Una mujer de 38 años fue detenida esta semana en el condado de Charlotte, en Florida, Estados Unidos, después de que su marido hallara una grabación realizada por una cámara de seguridad en el interior de la vivienda. Malia Nummerdor fue acusada de mantener relación íntima con un animal tras presentar el cónyuge a las autoridades imágenes que, según él, registraban la práctica con el perro de la familia.
El marido había instalado dos cámaras en la casa para intentar descubrir quién estaba retirando dinero de un bote de monedas. Según el informe entregado a la policía, todos los habitantes de la residencia conocían la existencia de los equipos de videovigilancia.
Al revisar una de las grabaciones, realizada en el dormitorio, el hombre afirmó haber encontrado un vídeo que mostraba a Malia en contacto con el perro. Entregó las imágenes a los investigadores y permitió que la policía accediera al ordenador portátil donde se almacenaba el archivo.
Las acusaciones contra Malia se hicieron públicas después de que su marido también publicara las alegaciones en Facebook, asegurando poseer fotografías y vídeos como prueba, según reportó el Gulf Coast News.
Malia fue interrogada por la policía el martes 15 de septiembre. Durante el interrogatorio, reconoció que aparecía en las imágenes, pero negó haber mantenido contacto íntimo con el animal y alegó que solo estaba “acariciando” al perro.
Hasta el momento, Malia Nummerdor permanece en la cárcel del condado de Charlotte con la fianza fijada en 35.000 dólares (unos 32.550 euros). En medios también se citó una equivalencia de 179.500 reales brasileños, que aproximadamente asciende a 32.310 euros. Responde a un cargo de “actividad sexual con animales” (Sexual Activity Involving Animals), tipificado como delito grave de segundo grado según la legislación de Florida.
Tras la detención, se le practicó la fotografía para el registro policial, conocido en Estados Unidos como mugshot. En la imagen aparece sonriendo, pese a que su futuro procesal está pendiente de una vista judicial.
En Florida, la bestialidad está prohibida bajo el Estatuto 827.07 del Código de Florida.
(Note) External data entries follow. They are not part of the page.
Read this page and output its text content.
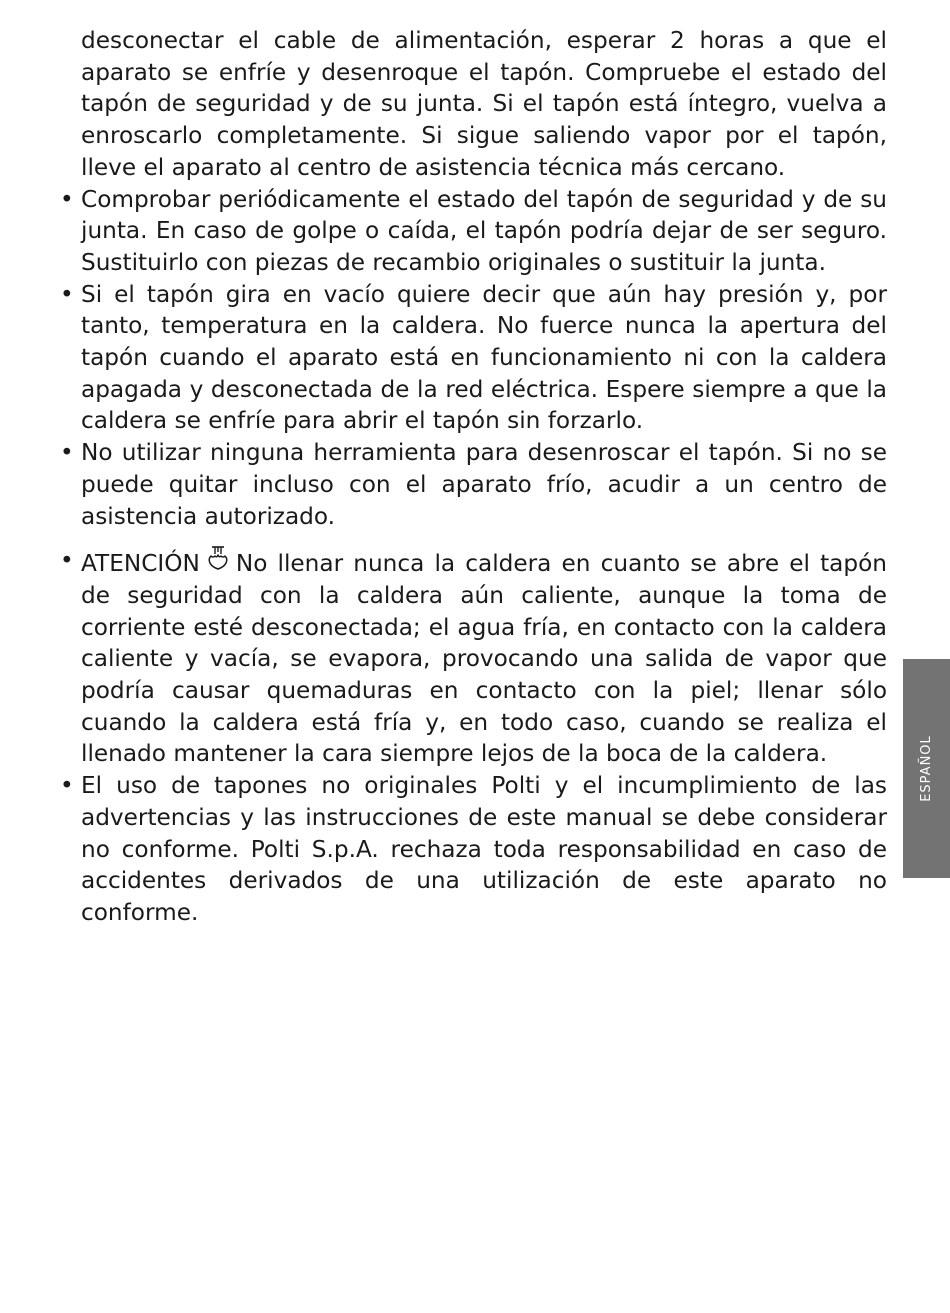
desconectar el cable de alimentación, esperar 2 horas a que el aparato se enfríe y desenroque el tapón. Compruebe el estado del tapón de seguridad y de su junta. Si el tapón está íntegro, vuelva a enroscarlo completamente. Si sigue saliendo vapor por el tapón, lleve el aparato al centro de asistencia técnica más cercano.

• Comprobar periódicamente el estado del tapón de seguridad y de su junta. En caso de golpe o caída, el tapón podría dejar de ser seguro. Sustituirlo con piezas de recambio originales o sustituir la junta.
• Si el tapón gira en vacío quiere decir que aún hay presión y, por tanto, temperatura en la caldera. No fuerce nunca la apertura del tapón cuando el aparato está en funcionamiento ni con la caldera apagada y desconectada de la red eléctrica. Espere siempre a que la caldera se enfríe para abrir el tapón sin forzarlo.
• No utilizar ninguna herramienta para desenroscar el tapón. Si no se puede quitar incluso con el aparato frío, acudir a un centro de asistencia autorizado.
• ATENCIÓN No llenar nunca la caldera en cuanto se abre el tapón de seguridad con la caldera aún caliente, aunque la toma de corriente esté desconectada; el agua fría, en contacto con la caldera caliente y vacía, se evapora, provocando una salida de vapor que podría causar quemaduras en contacto con la piel; llenar sólo cuando la caldera está fría y, en todo caso, cuando se realiza el llenado mantener la cara siempre lejos de la boca de la caldera.
• El uso de tapones no originales Polti y el incumplimiento de las advertencias y las instrucciones de este manual se debe considerar no conforme. Polti S.p.A. rechaza toda responsabilidad en caso de accidentes derivados de una utilización de este aparato no conforme.
ESPAÑOL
Este artículo contempla penas de hasta quince años de prisión y multas que pueden superar los 10.000 dólares por delito de segundo grado. La gravedad con que se trata este tipo de infracciones refleja la creciente preocupación social y legal por el bienestar animal.
La proliferación de cámaras de seguridad en hogares de todo Estados Unidos ha suscitado un debate en torno a la privacidad de los ocupantes. Aunque suelen emplearse para proteger propiedades, estas grabaciones pueden revelar actividades ilícitas o situaciones comprometedoras, y su uso está sujeto a regulaciones estatales y federales sobre consentimiento y divulgación.
La investigación forense digital desempeña un papel clave en estos procesos. Los expertos en informática forense pueden recuperar archivos borrados, autenticar metadatos y certificar la integridad de vídeos y fotografías, dotando de robustez las pruebas presentadas en tribunales.
La difusión no autorizada de mugshots en sitios web especializados ha suscitado críticas de organizaciones de derechos civiles, que advierten sobre posibles violaciones de la presunción de inocencia y el estigma que puede caer sobre el imputado antes de una sentencia. En Florida se han propuesto proyectos de ley para regular la publicación de estos registros policiales y proteger la reputación de los acusados.
Por otro lado, asociaciones de defensa de los animales denuncian que los casos de abuso sexual contra animales suelen estar infradeclarados. Reclaman campañas de formación para agentes de la ley y mayor sensibilidad social para detectar, denunciar y procesar con eficacia estas conductas. La atención mediática al caso de Malia Nummerdor ha vuelto a poner el foco en los límites legales y éticos del uso de cámaras domésticas y en la necesidad de reforzar la protección de los animales frente a cualquier forma de maltrato.